Wanggaard ran against Lehman in 2010 to win the seat he holds now, but the 21st District seat has repeatedly gone back and forth between the two political parties.

In Lehman's announcement, he said he didn't plan to run again after losing to Wanggaard. But then, "Gov. Walker set off a bomb," Lehman said.

The Republicans cut public education and funds for universities, Lehman said, and they have done nothing for jobs.

Wanggaard's responseBut in a statement released soon after Lehman's announcement, Wanggaard said, "From the moment I took office last January, my singular focus has been on reversing the job loss that occurred under John Lehman's watch by laying the groundwork for job creation. We've eliminated John Lehman and Jim Doyle's $3.6 billion structural deficit, paid our bills and balanced the budget without raising taxes."

Wanggaard said later in an interview, "(Lehman) had four years in the Senate and he had the opportunity to gain jobs, and he participated in losing 150,000 jobs." Lehman was on the Joint Finance Committee and together with leadership he made the policy and dollar decisions during his years in the senate, Wanggaard said.

"Was there an issue with economic issues from outside factors? Absolutely. But when you are in a position of leadership, you have to take those things into account," Wanggaard said.

What's next?

Going into what is a likely election, Wanggaard has approximately $113,000 to Lehman's approximately $2,000, according to online campaign finance reports. But Lehman said "If it's people against money on the day we have the election, I'm fine."

In previous elections, he had less than his competitor and still won, he said.

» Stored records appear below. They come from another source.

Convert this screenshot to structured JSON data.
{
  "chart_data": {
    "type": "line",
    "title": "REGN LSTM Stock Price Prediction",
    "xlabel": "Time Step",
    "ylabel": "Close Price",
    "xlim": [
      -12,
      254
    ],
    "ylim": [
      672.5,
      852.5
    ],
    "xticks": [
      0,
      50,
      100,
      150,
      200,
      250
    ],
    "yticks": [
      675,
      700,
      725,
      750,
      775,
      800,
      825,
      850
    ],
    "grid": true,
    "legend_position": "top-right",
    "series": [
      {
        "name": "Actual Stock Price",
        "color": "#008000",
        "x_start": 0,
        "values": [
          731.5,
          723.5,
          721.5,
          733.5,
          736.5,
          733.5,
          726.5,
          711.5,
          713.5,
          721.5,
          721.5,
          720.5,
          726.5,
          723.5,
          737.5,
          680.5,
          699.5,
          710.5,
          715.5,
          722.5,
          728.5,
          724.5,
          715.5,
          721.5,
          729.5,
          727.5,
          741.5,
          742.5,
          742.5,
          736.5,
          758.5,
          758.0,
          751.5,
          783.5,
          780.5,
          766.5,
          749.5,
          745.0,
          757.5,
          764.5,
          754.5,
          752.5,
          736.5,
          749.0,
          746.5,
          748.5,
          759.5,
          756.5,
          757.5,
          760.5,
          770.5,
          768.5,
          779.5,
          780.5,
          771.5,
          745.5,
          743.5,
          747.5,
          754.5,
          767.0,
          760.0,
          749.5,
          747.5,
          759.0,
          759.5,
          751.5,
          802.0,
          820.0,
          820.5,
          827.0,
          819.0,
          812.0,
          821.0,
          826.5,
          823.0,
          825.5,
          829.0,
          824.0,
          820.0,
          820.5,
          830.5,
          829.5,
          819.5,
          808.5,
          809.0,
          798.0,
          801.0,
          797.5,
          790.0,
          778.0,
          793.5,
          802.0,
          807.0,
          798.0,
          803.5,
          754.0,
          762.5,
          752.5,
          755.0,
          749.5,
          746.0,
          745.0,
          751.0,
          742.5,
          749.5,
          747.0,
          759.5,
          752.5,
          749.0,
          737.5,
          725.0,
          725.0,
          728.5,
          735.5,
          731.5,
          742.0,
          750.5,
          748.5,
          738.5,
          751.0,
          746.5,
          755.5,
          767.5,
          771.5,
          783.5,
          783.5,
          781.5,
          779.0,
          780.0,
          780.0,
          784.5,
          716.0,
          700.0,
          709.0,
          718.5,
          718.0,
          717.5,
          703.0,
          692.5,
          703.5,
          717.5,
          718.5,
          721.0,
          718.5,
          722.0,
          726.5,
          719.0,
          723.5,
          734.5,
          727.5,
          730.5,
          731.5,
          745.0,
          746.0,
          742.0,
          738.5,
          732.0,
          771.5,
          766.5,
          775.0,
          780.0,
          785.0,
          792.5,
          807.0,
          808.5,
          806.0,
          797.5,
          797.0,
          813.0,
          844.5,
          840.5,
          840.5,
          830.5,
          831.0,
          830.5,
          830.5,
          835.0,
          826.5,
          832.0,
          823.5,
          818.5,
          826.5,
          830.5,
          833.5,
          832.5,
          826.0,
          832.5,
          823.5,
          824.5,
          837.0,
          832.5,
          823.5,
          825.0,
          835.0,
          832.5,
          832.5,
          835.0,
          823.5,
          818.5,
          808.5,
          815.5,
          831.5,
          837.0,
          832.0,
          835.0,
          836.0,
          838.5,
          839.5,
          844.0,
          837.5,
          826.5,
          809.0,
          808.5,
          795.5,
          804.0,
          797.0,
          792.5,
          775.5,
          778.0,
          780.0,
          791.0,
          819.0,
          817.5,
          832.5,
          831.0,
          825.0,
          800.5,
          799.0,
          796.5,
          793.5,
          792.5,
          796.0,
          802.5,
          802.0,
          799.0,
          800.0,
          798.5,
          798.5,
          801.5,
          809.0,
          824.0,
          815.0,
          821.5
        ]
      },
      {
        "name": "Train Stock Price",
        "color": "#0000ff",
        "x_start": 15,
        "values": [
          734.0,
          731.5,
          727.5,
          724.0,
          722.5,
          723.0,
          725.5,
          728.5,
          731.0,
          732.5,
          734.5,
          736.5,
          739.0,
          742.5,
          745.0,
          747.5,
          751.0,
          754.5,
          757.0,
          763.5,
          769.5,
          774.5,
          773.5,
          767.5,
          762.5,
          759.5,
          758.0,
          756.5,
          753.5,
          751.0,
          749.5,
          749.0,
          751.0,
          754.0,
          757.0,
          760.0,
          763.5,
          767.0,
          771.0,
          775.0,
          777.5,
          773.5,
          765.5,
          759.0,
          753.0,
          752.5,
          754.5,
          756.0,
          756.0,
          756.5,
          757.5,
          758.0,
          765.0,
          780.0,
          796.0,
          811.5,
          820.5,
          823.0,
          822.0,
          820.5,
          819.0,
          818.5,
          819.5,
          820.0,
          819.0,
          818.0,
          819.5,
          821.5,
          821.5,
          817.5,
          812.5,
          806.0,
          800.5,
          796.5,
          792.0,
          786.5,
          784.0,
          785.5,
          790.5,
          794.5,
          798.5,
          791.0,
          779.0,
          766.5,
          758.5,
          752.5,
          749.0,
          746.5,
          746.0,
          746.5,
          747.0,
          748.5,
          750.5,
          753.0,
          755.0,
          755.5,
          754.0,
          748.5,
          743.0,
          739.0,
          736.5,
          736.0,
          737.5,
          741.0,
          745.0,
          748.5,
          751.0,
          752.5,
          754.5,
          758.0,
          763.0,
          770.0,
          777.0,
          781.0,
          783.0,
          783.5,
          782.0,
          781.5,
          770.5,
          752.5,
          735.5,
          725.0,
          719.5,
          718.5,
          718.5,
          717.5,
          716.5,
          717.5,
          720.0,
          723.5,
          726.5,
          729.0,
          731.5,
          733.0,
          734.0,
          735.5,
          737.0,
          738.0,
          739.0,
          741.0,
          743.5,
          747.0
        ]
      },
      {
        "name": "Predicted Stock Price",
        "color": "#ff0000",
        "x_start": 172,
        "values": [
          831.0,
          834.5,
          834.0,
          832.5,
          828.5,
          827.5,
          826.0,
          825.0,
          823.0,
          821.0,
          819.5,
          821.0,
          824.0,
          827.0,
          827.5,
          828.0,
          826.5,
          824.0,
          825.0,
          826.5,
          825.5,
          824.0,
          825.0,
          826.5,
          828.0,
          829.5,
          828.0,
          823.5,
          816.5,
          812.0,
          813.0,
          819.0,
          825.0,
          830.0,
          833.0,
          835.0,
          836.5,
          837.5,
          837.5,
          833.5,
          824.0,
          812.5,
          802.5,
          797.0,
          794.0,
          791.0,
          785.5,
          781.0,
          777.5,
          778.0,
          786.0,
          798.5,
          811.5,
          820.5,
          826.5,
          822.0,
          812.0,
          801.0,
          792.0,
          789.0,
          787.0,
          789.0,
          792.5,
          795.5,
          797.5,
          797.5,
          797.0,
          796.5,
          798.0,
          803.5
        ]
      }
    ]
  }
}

His larger concern is outside, third-party spending, which he said could drown out both his and Wanggaard's voices.

He does not yet have a campaign headquarters, but Maura Tracy, the state Democratic Party's regional director, said she anticipates they will open a new Democratic Party headquarters in the next week or two. It will be in a new location, not the Racine Labor Center, 2100 Layard Ave., where the recall headquarters was set up, she said.

If Lehman won the Senate seat back, it would return power of the Senate to the Democrats, which currently are just one seat away from a majority.

But that power could be short-lived because the regular legislative session ends in mid-March and under legislative rules no bills can be introduced until the next session begins in January 2013, unless a special session is called. By that point, Republicans could have a chance to take back the Senate during this fall's elections. Half the state's senators are up for election then including Sen. Robert Wirch, D-Pleasant Prairie, who under newly drawn voting districts would represent Kenosha as well as the city of Racine. Sen. Mary Lazich, R-New Berlin, who represents Waterford will also be up for election this fall.